Актуальные проблемы Европы №1 / 2017 - страница 20
Что же касается внешнеполитических воззрений ближневосточных «левых», то они вполне укладываются в уже известную схему, основанную на двух главных постулатах – необходимости политического объединения и продолжении борьбы за освобождение от западных колонизаторов. То есть в международном плане арабские националисты и социалисты (грань между этими двумя доктринами весьма зыбкая, а порой и не прослеживается вообще) фактически остались приверженцами парадигмы, разработанной еще мусульманскими богословами раннего Средневековья. Отличие состоит лишь в том, что общее государство, с точки зрения «левых», должно объединять не всех мусульман, а только арабские народы. В данном случае не стоит обращать внимание на то, что «левая» парадигма утверждает необходимость построения светского государства. В арабском политическом контексте ни в коем случае нельзя отрывать религию от политики. И социалисты, и коммунисты – выходцы из арабских стран – неизменно подчеркивали, что их концепции коренным образом отличаются от «вредоносных» западных идей, навязывающих мусульманам чуждую секулярную идеологию.

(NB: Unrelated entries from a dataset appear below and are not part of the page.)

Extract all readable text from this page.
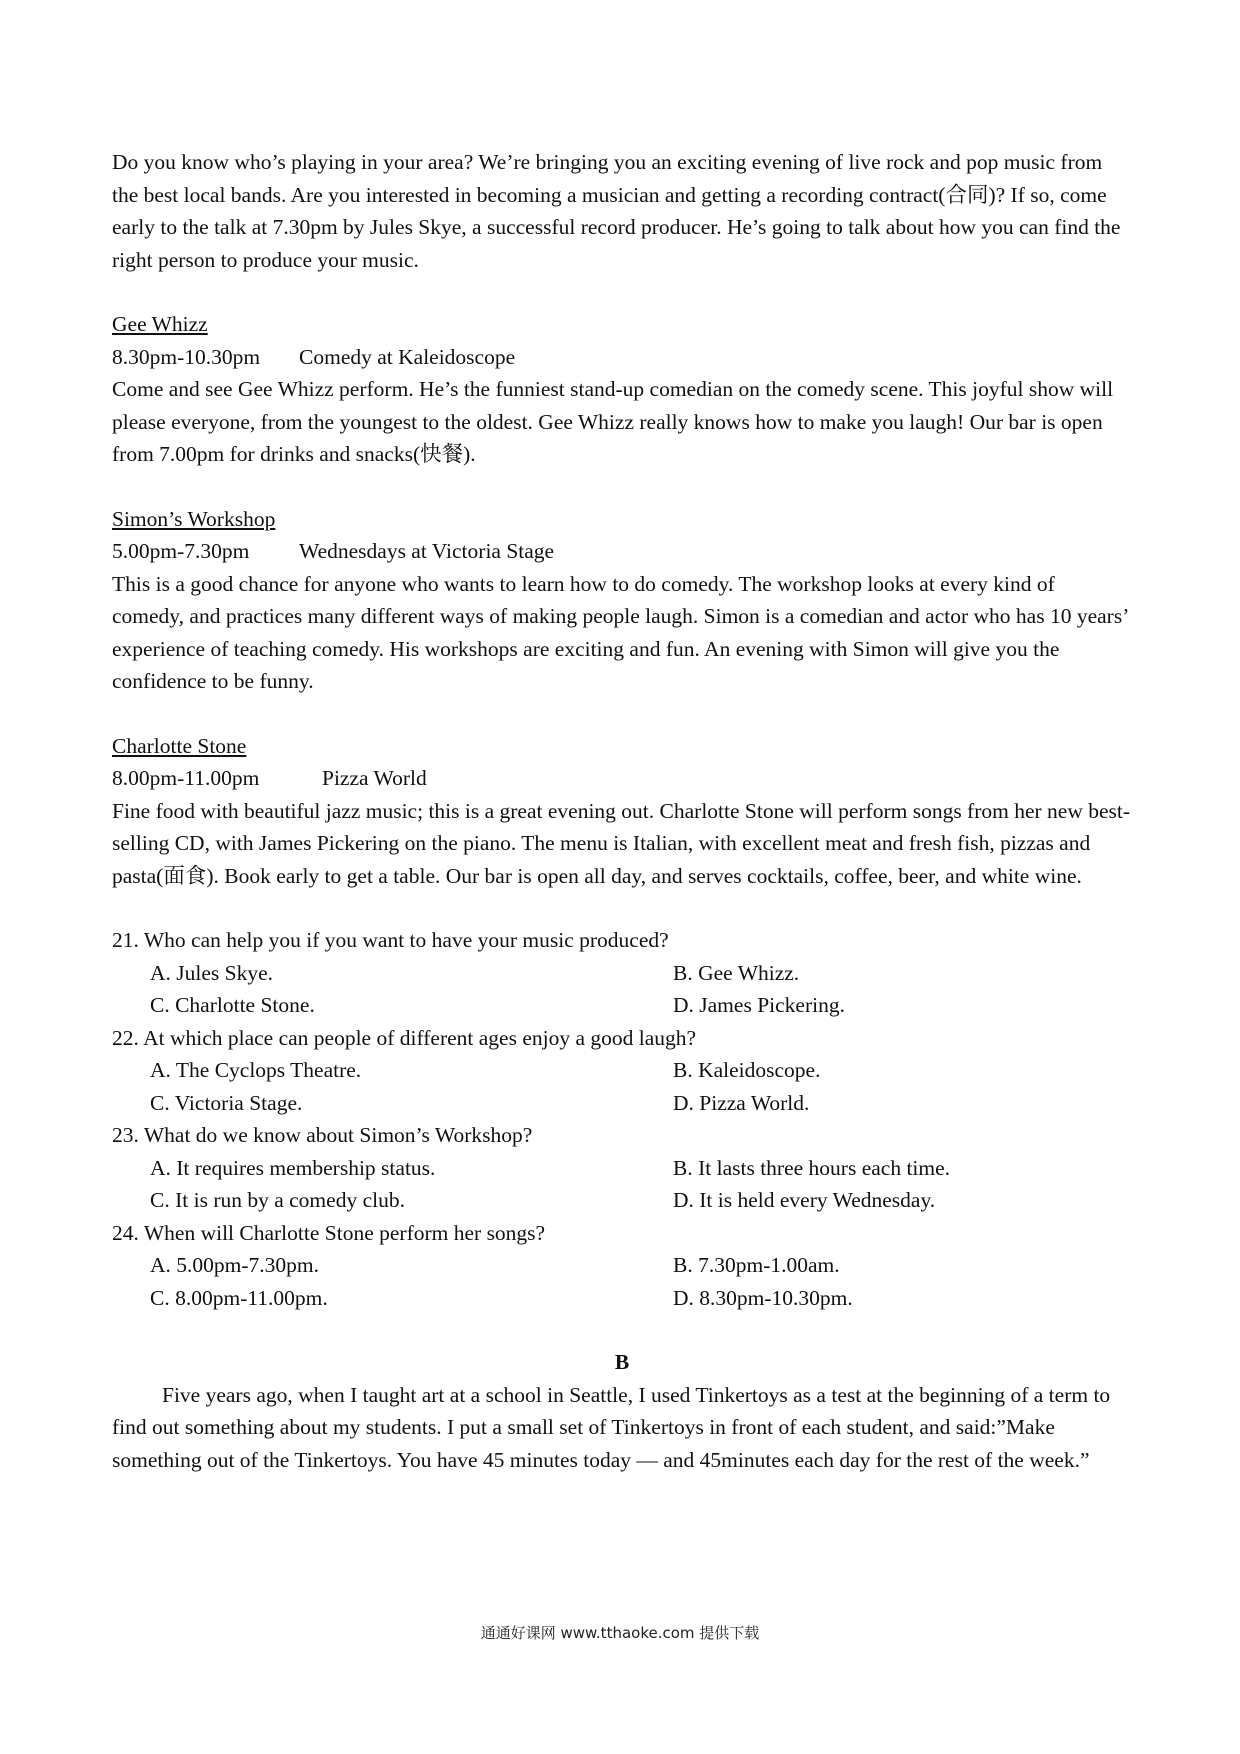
Do you know who’s playing in your area? We’re bringing you an exciting evening of live rock and pop music from the best local bands. Are you interested in becoming a musician and getting a recording contract(合同)? If so, come early to the talk at 7.30pm by Jules Skye, a successful record producer. He’s going to talk about how you can find the right person to produce your music.

Gee Whizz
8.30pm-10.30pm	Comedy at Kaleidoscope

Come and see Gee Whizz perform. He’s the funniest stand-up comedian on the comedy scene. This joyful show will please everyone, from the youngest to the oldest. Gee Whizz really knows how to make you laugh! Our bar is open from 7.00pm for drinks and snacks(快餐).

Simon’s Workshop
5.00pm-7.30pm	Wednesdays at Victoria Stage

This is a good chance for anyone who wants to learn how to do comedy. The workshop looks at every kind of comedy, and practices many different ways of making people laugh. Simon is a comedian and actor who has 10 years’ experience of teaching comedy. His workshops are exciting and fun. An evening with Simon will give you the confidence to be funny.

Charlotte Stone
8.00pm-11.00pm	Pizza World

Fine food with beautiful jazz music; this is a great evening out. Charlotte Stone will perform songs from her new best-selling CD, with James Pickering on the piano. The menu is Italian, with excellent meat and fresh fish, pizzas and pasta(面食). Book early to get a table. Our bar is open all day, and serves cocktails, coffee, beer, and white wine.

21. Who can help you if you want to have your music produced?
A. Jules Skye.	B. Gee Whizz.
C. Charlotte Stone.	D. James Pickering.
22. At which place can people of different ages enjoy a good laugh?
A. The Cyclops Theatre.	B. Kaleidoscope.
C. Victoria Stage.	D. Pizza World.
23. What do we know about Simon’s Workshop?
A. It requires membership status.	B. It lasts three hours each time.
C. It is run by a comedy club.	D. It is held every Wednesday.
24. When will Charlotte Stone perform her songs?
A. 5.00pm-7.30pm.	B. 7.30pm-1.00am.
C. 8.00pm-11.00pm.	D. 8.30pm-10.30pm.
B

Five years ago, when I taught art at a school in Seattle, I used Tinkertoys as a test at the beginning of a term to find out something about my students. I put a small set of Tinkertoys in front of each student, and said:”Make something out of the Tinkertoys. You have 45 minutes today — and 45minutes each day for the rest of the week.”

通通好课网 www.tthaoke.com 提供下载
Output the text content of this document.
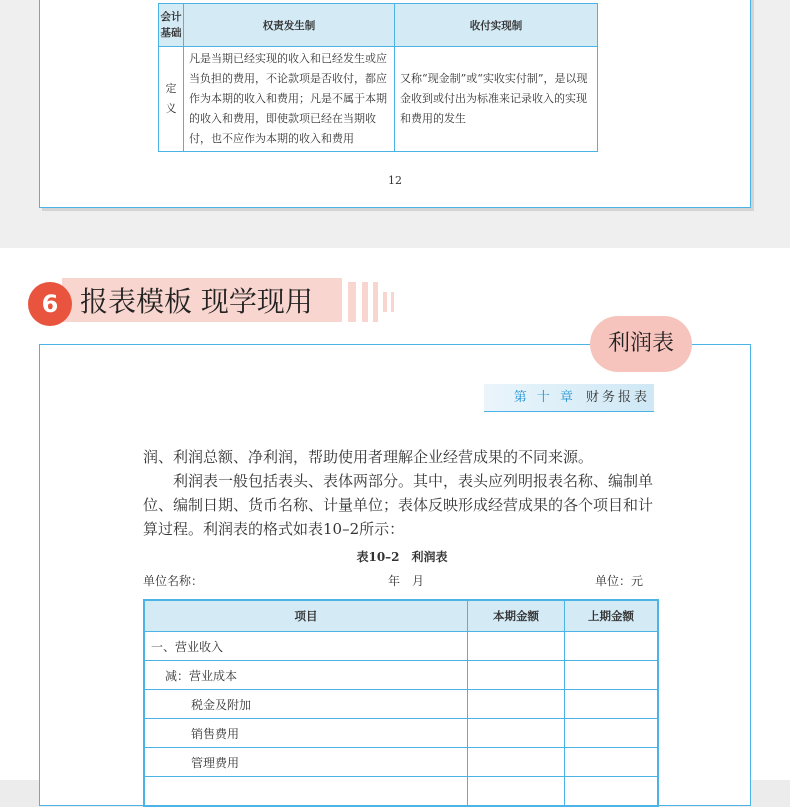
会计
基础	权责发生制	收付实现制
定义	凡是当期已经实现的收入和已经发生或应当负担的费用，不论款项是否收付，都应作为本期的收入和费用；凡是不属于本期的收入和费用，即使款项已经在当期收付，也不应作为本期的收入和费用	又称“现金制”或“实收实付制”，是以现金收到或付出为标准来记录收入的实现和费用的发生
12
6 报表模板 现学现用
利润表
第 十 章 财务报表

润、利润总额、净利润，帮助使用者理解企业经营成果的不同来源。

利润表一般包括表头、表体两部分。其中，表头应列明报表名称、编制单位、编制日期、货币名称、计量单位；表体反映形成经营成果的各个项目和计算过程。利润表的格式如表10–2所示：

表10–2　利润表
单位名称：	年　月	单位：元
项目	本期金额	上期金额
一、营业收入		
减：营业成本		
税金及附加		
销售费用		
管理费用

Арабские «левые», в отличие от своих европейских и американских коллег, всегда отмечали связь своей идеологии с религией. Именно эта связь делала их учение (на самом деле, крайне эклектичное) оригинальным, исконно мусульманским. Даже самый радикальный из арабских «леваков» М. Каддафи назвал ислам в качестве одного из трех основополагающих принципов своей «третьей мировой теории» (наряду с социализмом и национализмом).
Конечно, возникает серьезное искушение объявить арабский социализм порождением советской системы – в том смысле, что только благодаря помощи извне «левая» доктрина в исламском мире просуществовала такое долгое время (период ее «господства» на арабском Востоке можно, с определенной долей условности, отсчитывать от египетской революции 1952 г. и заканчивать, вероятно, 1987 г., когда от социалистических концепций начал отказываться самый яростный их приверженец – М. Каддафи). Однако подобная постановка вопроса не совсем верна. Да, социалистический лагерь установил весьма теплые отношения с «арабскими товарищами», тем самым включив их в систему «биполярного мироустройства», но произошло это далеко не сразу, и тот же Египет всегда позиционировал себя не только как союзник СССР, но и как один из основоположников Движения неприсоединения: не случайно до первого визита Г.А. Насера в СССР, состоявшегося в 1958 г., в Москве к «первому арабскому социалисту» относились крайне сдержанно и даже с подозрением (см., напр.: [Примаков, 2012, с. 76–81]). Что уж говорить о Ливийской Джамахирии, главе которой приписываются слова: «Что Киссинджер, что Косыгин – разницы нет. Оба враги» (цит. по: [Бартенев, 2009, с. 37]). Между СССР и исламскими социалистами был заключен временный союз, от которого последние стали постепенно отказываться после 1972 г., когда выяснилось, что развивающимся экономикам молодых государств требуются значительные инвестиции (в первую очередь, это касалось Египта, который в 1976 г. разорвал Договор о дружбе с СССР; позже, после смерти Хуари Бумедьена в 1978 г., по тому же капиталистическому пути двинулся и Алжир).
Объединение на традиционных основах долгое время виделось арабским «левым» как вполне состоятельный перспективный цивилизационный проект. Однако на практике воплотить его они так и не сумели. Ближе всего к реализации этой идеи подошли египетский президент Гамаль Абдель Насер и сирийские баасисты Мишель Афляк и Салах ад-Дин Битар, создавшие в 1958 г. Объединенную Арабскую Республику (ОАР). Это, в общем-то, искусственное квазигосударственное образование просуществовало около трех лет, а потом было разрушено в результате военного переворота (28 сентября 1961 г.), организованного сирийскими военными.